BREAKING DOWN 'Inventory Management'Businesses incur costs to store, track and insure inventory. Inventories that are mismanaged can create significant financial problems for a business, whether the mismanagement results in an inventory glut or an inventory shortage.
Successful inventory management involves creating a purchasing plan to ensure that items are available when they are needed — but that neither too much nor too little is purchased — and keeping track of existing inventory and its use. Two common inventory-management strategies are the just-in-time (JIT) method, where companies plan to receive items as they are needed rather than maintaining high inventory levels, and materials requirement planning (MRP), which schedules material deliveries based on sales forecasts.
Balancing the JIT Method
Companies can save significant amounts of money and reduce waste by using a JIT inventory management system. JIT means that manufacturers and retailers keep only what they need to produce and sell products in inventory, which reduces storage and insurance costs, as well as the cost of liquidating or discarding unused, unwanted inventory.
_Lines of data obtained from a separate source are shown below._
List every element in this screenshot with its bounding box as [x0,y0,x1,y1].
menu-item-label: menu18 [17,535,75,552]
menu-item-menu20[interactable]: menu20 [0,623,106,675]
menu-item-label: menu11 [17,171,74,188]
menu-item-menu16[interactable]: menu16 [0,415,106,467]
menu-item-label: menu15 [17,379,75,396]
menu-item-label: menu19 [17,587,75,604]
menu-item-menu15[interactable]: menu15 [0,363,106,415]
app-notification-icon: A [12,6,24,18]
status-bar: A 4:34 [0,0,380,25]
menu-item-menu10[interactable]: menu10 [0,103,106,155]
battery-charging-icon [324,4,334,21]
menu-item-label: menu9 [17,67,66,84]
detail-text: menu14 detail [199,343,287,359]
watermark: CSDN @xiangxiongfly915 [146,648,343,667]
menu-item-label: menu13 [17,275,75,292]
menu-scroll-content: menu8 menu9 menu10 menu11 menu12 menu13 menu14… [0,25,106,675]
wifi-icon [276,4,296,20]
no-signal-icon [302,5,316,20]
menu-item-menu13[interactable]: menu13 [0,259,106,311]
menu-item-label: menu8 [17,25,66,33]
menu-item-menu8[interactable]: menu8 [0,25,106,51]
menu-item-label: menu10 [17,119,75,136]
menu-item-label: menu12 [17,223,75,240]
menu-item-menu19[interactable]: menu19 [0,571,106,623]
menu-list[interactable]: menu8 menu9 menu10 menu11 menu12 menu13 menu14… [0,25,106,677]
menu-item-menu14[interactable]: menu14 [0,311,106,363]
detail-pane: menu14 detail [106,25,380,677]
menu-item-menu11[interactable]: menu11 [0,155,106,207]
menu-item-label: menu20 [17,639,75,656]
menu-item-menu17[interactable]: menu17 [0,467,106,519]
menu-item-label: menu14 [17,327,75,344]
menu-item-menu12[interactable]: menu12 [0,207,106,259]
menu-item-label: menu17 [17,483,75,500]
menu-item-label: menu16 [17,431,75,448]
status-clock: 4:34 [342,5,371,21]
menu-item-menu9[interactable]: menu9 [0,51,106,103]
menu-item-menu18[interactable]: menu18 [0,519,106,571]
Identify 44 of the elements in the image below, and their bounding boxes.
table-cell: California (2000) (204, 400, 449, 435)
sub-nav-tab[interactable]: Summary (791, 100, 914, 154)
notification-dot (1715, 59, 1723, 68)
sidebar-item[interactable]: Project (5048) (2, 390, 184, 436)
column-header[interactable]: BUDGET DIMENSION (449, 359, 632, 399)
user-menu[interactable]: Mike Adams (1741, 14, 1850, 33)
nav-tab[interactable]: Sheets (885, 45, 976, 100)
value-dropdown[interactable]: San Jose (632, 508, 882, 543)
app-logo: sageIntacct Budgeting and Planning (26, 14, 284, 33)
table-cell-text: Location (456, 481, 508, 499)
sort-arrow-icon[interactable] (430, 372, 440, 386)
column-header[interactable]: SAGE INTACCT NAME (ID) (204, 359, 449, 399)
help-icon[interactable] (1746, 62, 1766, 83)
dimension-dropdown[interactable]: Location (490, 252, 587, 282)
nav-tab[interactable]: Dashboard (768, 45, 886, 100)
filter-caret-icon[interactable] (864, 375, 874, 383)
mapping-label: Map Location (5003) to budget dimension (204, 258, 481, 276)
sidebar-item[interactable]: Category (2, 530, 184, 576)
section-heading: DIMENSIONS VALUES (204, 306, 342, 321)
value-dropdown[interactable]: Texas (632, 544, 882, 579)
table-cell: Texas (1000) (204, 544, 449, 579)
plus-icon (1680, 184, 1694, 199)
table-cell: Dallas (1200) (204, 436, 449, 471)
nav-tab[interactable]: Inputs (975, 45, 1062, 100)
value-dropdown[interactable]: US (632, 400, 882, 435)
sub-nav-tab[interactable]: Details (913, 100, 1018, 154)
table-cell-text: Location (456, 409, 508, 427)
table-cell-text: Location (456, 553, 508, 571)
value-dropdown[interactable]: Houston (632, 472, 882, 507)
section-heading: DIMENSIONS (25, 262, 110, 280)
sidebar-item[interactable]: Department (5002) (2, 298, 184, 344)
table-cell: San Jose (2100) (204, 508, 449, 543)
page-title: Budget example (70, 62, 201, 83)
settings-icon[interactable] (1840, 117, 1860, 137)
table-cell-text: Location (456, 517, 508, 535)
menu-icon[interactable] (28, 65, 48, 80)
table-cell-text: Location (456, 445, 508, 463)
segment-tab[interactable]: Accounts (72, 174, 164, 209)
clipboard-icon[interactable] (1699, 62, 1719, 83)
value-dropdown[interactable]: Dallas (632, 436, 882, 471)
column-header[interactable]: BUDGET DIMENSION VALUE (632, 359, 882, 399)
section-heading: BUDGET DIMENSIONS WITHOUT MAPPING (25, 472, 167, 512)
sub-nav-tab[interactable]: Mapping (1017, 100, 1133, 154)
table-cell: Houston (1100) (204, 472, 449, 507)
To balance this style of inventory management, manufacturers and retailers must work together to monitor the availability of resources on the manufacturer’s end and consumer demand on the retailer’s. Otherwise, JIT inventory management can be risky. For example, a furniture retailer keeps no more than four mahogany dining room chairs in stock. The retailer displays the chairs in its showroom; no additional chairs are stored in the backroom. A manufacturer orders no more than the amount of mahogany needed from its source to produce those four chairs. During the retailer’s peak season when customers special order 24 chairs, the manufacturer acquires the exact amount of mahogany needed to manufacture and ship 24 chairs. If the manufacturer cannot acquire the mahogany it needs from its source, however, the retailer runs the risk of not being able to fill the customers' special orders. For both the manufacturer and retailer, being out of stock results in lost revenue and diminished reputation.
Balancing the MRP Method
The MRP inventory management method is sales-forecast defendant. This means that manufacturers must have accurate sales records to enable accurate planning of inventory needs and to communicate those needs with materials suppliers in a timely manner. For example, a ski manufacturer using an MRP inventory system might ensure that materials such as plastic, fiberglass, wood and aluminum are in stock based on forecasted orders. Inability to accurately forecast sales and plan inventory acquisitions results in a manufacturer's inability to fulfill orders.